Final de feriado chegando. É hora de voltar a ativa e contar como foram os eventos da última semana. Primeiro um pouco sobre o Conexão Java.


Audience at Conexão Java 07




Foi a primeira vez que participei do Conexão Java e gostei bastante do evento. Além de re-encontrar amigos, as palestras que assisti foram excelentes. Na sexta-feira o Alexandre Magno falou um pouco sobre Scrum e, apesar de ter precisado sair no meio da palestra, os comentários que ouvi foram todos positivos. Na sexta acabei assistindo só essa palestra, pois fiquei o resto do dia ajudando o Carlos Villela terminar seus slides (percebam que minha participação foi importante.. he he).
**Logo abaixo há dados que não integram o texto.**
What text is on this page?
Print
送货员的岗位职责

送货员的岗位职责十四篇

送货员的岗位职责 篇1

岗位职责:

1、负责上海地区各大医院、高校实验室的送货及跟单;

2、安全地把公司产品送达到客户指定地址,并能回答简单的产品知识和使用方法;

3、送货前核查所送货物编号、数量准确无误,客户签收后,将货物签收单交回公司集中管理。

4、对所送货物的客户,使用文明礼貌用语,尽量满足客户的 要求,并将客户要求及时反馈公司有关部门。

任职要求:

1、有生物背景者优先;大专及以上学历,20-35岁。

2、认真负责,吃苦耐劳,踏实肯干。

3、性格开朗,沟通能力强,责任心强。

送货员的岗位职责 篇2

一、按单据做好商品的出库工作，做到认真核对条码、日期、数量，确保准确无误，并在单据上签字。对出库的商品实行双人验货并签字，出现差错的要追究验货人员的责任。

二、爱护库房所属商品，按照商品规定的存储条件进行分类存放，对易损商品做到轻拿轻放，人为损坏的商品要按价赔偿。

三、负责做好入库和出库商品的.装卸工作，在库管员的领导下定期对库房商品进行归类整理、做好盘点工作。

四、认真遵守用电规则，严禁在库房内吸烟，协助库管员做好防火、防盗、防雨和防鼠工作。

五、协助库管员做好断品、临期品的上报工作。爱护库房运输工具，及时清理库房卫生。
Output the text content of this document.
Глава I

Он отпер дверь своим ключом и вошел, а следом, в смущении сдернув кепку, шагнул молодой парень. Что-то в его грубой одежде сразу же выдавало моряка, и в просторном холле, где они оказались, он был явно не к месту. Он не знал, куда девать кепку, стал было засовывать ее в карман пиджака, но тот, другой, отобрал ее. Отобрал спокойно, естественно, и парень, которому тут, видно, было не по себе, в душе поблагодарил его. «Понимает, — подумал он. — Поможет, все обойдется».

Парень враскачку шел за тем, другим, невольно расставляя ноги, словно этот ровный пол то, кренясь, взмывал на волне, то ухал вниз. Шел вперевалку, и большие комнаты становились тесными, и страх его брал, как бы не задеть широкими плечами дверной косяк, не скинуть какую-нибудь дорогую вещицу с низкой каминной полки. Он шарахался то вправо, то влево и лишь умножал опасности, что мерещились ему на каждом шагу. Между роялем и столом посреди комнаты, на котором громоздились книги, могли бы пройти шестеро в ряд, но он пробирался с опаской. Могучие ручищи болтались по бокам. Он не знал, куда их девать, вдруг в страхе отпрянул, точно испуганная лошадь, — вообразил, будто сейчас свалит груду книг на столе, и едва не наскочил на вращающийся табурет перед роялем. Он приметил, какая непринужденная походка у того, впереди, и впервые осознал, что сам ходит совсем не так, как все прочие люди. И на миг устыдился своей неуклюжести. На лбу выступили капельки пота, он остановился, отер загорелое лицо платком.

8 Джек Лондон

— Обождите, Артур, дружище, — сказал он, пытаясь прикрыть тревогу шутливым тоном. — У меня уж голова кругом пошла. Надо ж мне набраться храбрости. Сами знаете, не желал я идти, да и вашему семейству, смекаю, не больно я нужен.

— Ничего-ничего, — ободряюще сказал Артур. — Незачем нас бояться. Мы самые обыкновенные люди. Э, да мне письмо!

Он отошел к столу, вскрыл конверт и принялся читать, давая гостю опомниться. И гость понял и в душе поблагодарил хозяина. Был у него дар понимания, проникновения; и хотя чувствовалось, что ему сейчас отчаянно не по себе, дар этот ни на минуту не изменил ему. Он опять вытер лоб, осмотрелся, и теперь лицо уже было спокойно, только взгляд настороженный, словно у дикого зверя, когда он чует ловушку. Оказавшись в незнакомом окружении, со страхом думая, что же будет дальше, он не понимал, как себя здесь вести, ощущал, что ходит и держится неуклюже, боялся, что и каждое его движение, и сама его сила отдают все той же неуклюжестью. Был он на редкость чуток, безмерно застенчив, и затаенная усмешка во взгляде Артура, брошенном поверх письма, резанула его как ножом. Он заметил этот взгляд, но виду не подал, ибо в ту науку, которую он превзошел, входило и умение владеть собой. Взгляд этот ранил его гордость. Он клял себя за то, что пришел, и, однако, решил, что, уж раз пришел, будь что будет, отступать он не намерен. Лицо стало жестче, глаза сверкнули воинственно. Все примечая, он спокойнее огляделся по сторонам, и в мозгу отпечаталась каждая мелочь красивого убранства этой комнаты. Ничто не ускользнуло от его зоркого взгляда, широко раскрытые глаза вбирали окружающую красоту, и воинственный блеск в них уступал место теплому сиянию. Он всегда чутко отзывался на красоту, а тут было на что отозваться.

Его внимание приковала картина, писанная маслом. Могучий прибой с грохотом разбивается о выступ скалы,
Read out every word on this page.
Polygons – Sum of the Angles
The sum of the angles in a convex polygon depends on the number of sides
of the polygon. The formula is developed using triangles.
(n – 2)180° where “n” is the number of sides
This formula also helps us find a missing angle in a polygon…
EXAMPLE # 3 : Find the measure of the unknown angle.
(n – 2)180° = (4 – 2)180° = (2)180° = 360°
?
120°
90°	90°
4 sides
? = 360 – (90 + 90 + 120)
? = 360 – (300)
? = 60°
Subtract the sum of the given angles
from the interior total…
Peugeot Certified Driver :-)




No sábado, o keynote do CV criticou os “arquitetos de uma nota só” que preferem usar sempre a mesma ferramenta para resolver qualquer problema. Além de argumentar sobre a importância da plataforma Java vs. da linguagem Java, os tópicos levantados deixaram a platéia preparada para as próximas apresentações.


Carlos Villela's Keynote


O Philip Calçado re-apresentou a palestra de arquitetura do Just Java (dessa vez sem o Paulo) e agradou bastante o público. Apesar de eu já ter assistido a palestra, foi bom para ouvir mais um pouco sobre as “arquiteturas Java do passado”. Particularmente achei muito valioso ele ter levantado temas recentes como Domain-Driven Design e DSLs.




Depois foi minha vez. Minha estréia como palestrante foi bem recebida. As pessoas que me procuraram depois da palestra me deram um feedback positivo e alguns comentários online que li (aqui e aqui) me deixaram bastante feliz com o resultado. Espero que tenha conseguido passar minha mensagem, deixando algumas sementes para discussão sobre Métodos Ágeis, XP, Scrum e Lean. Minha apresentação já está disponível para download aqui.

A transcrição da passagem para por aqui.